Kosovo authorities say the system will help identify security threats.
By Linda Karadaku for Southeast European Times in Pristina -- 31/12/12
Visitors to Kosovo from 87 nations will be required to have a visa starting 2013. [AFP]
Kosovo officials say the establishment of a visa regime for citizens of 87 countries will have a positive impact on the nation's security and its path toward EU accession.
The system, which was announced in May, is expected to go into effect in July.
"From the internal security aspect, the application of the visas regime is a preventing measure because through the visa system potential dangerous elements can be identified and stopped," Artan Behrami, the chief spokesperson for the foreign ministry, told SETimes.
Behrami added that the visa system also creates a basis for travellers to be informed of the conditions to be granted entrance visas to Kosovo.
"This regime is expected to have a positive impact in reducing the possibilities that the Republic of Kosovo be used as a transit country for trafficking of human beings and as a transit country for illegal immigration towards the EU countries," Behrami said.
The Kosovo Foreign Ministry noted that the visa regime is a tool to get closer to the EU, especially when it comes to border control, transit of foreigners and identification and neutralisation of the elements that represent a threat for the security of Kosovo and the EU countries.
Burim Ramadani, a member of Kosovo parliament and a security expert, said applying the visa system is one of the important measures to prevent transnational threats.
"Terrorism and organised crime are global threats,” Ramadani told SETimes, adding that Kosovo's government should be transparent on these decisions. Kosovo, as part of a crossroads between the east and the west, as well as Africa and Russia, is always under transnational and global threats. Therefore, it should strongly co-ordinate its anti-terrorism and anti-organised crime policies with the main EU countries and the US."
Ramadan Ilazi, executive director of the Kosovo Institute for Peace, told SETimes the visa regime will help improve security, "although developments of the last decade have shown that limitations in the freedom of movement have not been able to prevent plans for terrorist attacks."

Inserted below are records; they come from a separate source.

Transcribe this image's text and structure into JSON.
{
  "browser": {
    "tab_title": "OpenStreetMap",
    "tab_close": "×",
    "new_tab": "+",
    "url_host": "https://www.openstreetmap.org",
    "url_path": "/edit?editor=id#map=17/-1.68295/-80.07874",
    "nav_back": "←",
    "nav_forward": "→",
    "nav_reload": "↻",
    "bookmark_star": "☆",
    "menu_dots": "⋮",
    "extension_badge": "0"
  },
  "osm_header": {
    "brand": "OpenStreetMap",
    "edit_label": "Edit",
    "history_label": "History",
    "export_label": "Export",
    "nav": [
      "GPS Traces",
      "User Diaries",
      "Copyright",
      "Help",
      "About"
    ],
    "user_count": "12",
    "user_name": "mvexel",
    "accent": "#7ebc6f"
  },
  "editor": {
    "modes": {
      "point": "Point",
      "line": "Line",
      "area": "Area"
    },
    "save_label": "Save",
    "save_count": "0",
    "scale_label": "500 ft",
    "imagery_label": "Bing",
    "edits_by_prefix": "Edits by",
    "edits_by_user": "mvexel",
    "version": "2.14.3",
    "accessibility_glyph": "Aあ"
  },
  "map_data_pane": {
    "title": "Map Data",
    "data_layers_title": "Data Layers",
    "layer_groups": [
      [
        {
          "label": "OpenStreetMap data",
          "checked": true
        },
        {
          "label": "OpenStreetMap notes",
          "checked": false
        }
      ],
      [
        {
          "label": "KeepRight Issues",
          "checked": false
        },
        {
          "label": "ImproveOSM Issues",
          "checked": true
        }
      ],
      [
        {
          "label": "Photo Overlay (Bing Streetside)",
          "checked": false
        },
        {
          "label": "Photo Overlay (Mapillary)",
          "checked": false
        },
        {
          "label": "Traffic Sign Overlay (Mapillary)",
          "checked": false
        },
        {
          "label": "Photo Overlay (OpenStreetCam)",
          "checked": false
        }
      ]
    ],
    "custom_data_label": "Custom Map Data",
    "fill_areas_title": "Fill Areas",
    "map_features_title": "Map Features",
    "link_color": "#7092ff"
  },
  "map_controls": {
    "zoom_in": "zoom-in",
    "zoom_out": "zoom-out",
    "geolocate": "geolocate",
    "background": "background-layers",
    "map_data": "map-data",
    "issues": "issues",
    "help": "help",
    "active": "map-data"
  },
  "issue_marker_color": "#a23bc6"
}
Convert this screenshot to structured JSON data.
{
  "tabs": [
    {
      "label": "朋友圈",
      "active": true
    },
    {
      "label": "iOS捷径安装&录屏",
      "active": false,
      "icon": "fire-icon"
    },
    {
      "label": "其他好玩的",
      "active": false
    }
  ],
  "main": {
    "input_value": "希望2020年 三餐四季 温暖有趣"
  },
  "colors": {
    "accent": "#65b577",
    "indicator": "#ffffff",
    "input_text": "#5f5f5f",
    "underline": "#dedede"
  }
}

"Security in the region and security in the country should be based in the continuous advancement of the rule of law bodies and the increase of the police co-operation in the region," Ilazi said.
The new regulations will require additional staff at Kosovo's consulates, though the number and cost to fill those positions has not been determined. When the plan was announced, Interior Minister Bajram Rexhepi said it was possible Kosovo could, "co-operate with a country in the region and they can do the services on our behalf."
The foreign ministry has not released the list of 87 countries, but Kosovo daily Koha Ditore published a list that included Russia, China, Afghanistan, Iraq, Yemen, Lebanon, Libya and Syria. The newspaper did not reveal the source of its information.
Behrami said compilation of the list was based on security reasons and not on political relations. No neighbouring countries are on the list, and it also does not include countries that are part of the EU or Schengen area.
Kosovo is the only country in the region that does not enjoy visa liberalisation from the EU.